I’ve done the smoothie and lunch/dinner work already, but today is a cake day and that part hasn’t even been started. I message Kiren back.
ME
Did you know the deadline is today?!
KIREN
I know but please find a way to make it work if you can!
This is exactly your kind of competition and I have this feeling you would do amazing in it. I bet you must have so many ideas for this first round, considering all we ever eat is your versions of comfort food whenever we get together !
She lists Punjabi-style pizza, tarka spaghetti, and butter chicken grilled cheese as some of her past favorites.
The mini-list sparks me instantly. Like an old burner being creaked up, ideas start to heat up. Is it possible?

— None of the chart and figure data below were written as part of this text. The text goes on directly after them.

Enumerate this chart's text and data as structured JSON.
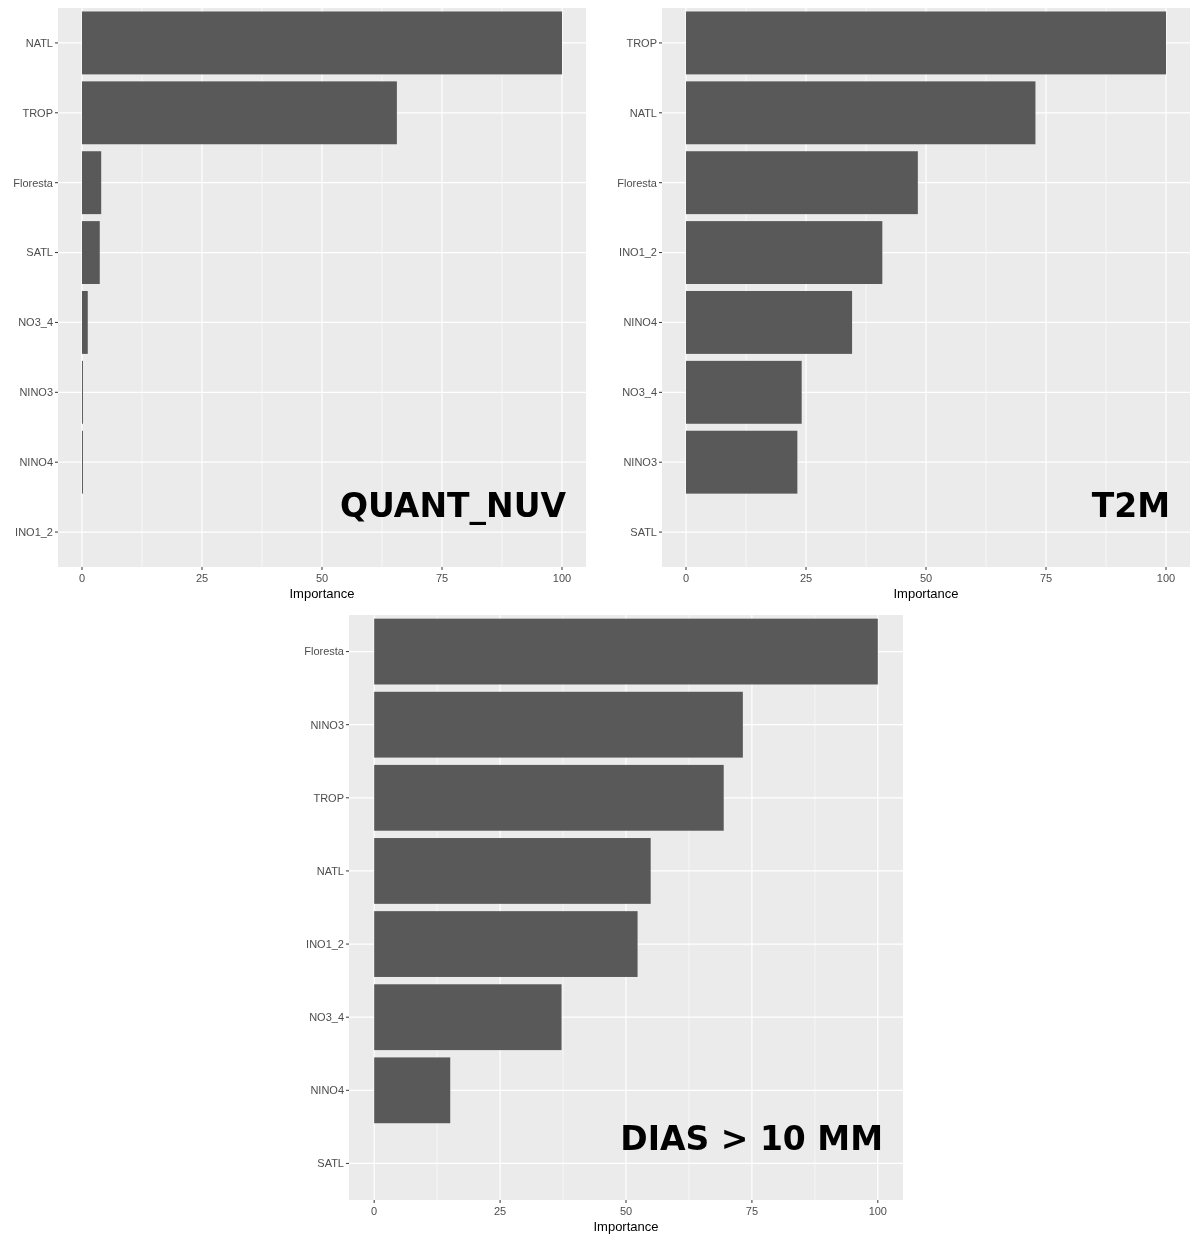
{
  "chart_data": [
    {
      "type": "bar",
      "orientation": "horizontal",
      "title": "QUANT_NUV",
      "xlabel": "Importance",
      "categories": [
        "NATL",
        "TROP",
        "Floresta",
        "SATL",
        "NO3_4",
        "NINO3",
        "NINO4",
        "INO1_2"
      ],
      "values": [
        100,
        65.6,
        4.0,
        3.7,
        1.2,
        0.2,
        0.2,
        0
      ],
      "color": "#595959",
      "xlim": [
        -5,
        105
      ],
      "xticks": [
        0,
        25,
        50,
        75,
        100
      ],
      "grid": true
    },
    {
      "type": "bar",
      "orientation": "horizontal",
      "title": "T2M",
      "xlabel": "Importance",
      "categories": [
        "TROP",
        "NATL",
        "Floresta",
        "INO1_2",
        "NINO4",
        "NO3_4",
        "NINO3",
        "SATL"
      ],
      "values": [
        100,
        72.8,
        48.3,
        40.9,
        34.6,
        24.1,
        23.2,
        0
      ],
      "color": "#595959",
      "xlim": [
        -5,
        105
      ],
      "xticks": [
        0,
        25,
        50,
        75,
        100
      ],
      "grid": true
    },
    {
      "type": "bar",
      "orientation": "horizontal",
      "title": "DIAS > 10 MM",
      "xlabel": "Importance",
      "categories": [
        "Floresta",
        "NINO3",
        "TROP",
        "NATL",
        "INO1_2",
        "NO3_4",
        "NINO4",
        "SATL"
      ],
      "values": [
        100,
        73.2,
        69.4,
        54.9,
        52.3,
        37.2,
        15.1,
        0
      ],
      "color": "#595959",
      "xlim": [
        -5,
        105
      ],
      "xticks": [
        0,
        25,
        50,
        75,
        100
      ],
      "grid": true
    }
  ]
}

Can I somehow pull this off?
I do a rough and dirty search on the internet, skimming articles on meal kits, coming to the conclusion that the best ones are graded on ease of preparation, method, and flavor.
Technically, still feeling inspired by Kiren’s suggestions, my Tandoori Mac ‘N’ Cheese fits those criteria…
It’s beloved by friends and family, and since I’ve made it so many times, all I have to do is execute the recipe, get it photographed beautifully, write up the step-by-step instructions, and then properly submit it all in the format of the competition guidelines—all while making a delicious cake on the side.
And it’s not so many ingredients that I feel overly guilty for skimming a few things off of Luke’s pantry. Especially since he’s super rich, and also since I plan to replace the ingredients with my next paycheck.
Trying not to overthink it or get overwhelmed, and feeling as if a tornado is now at my feet, I dive in.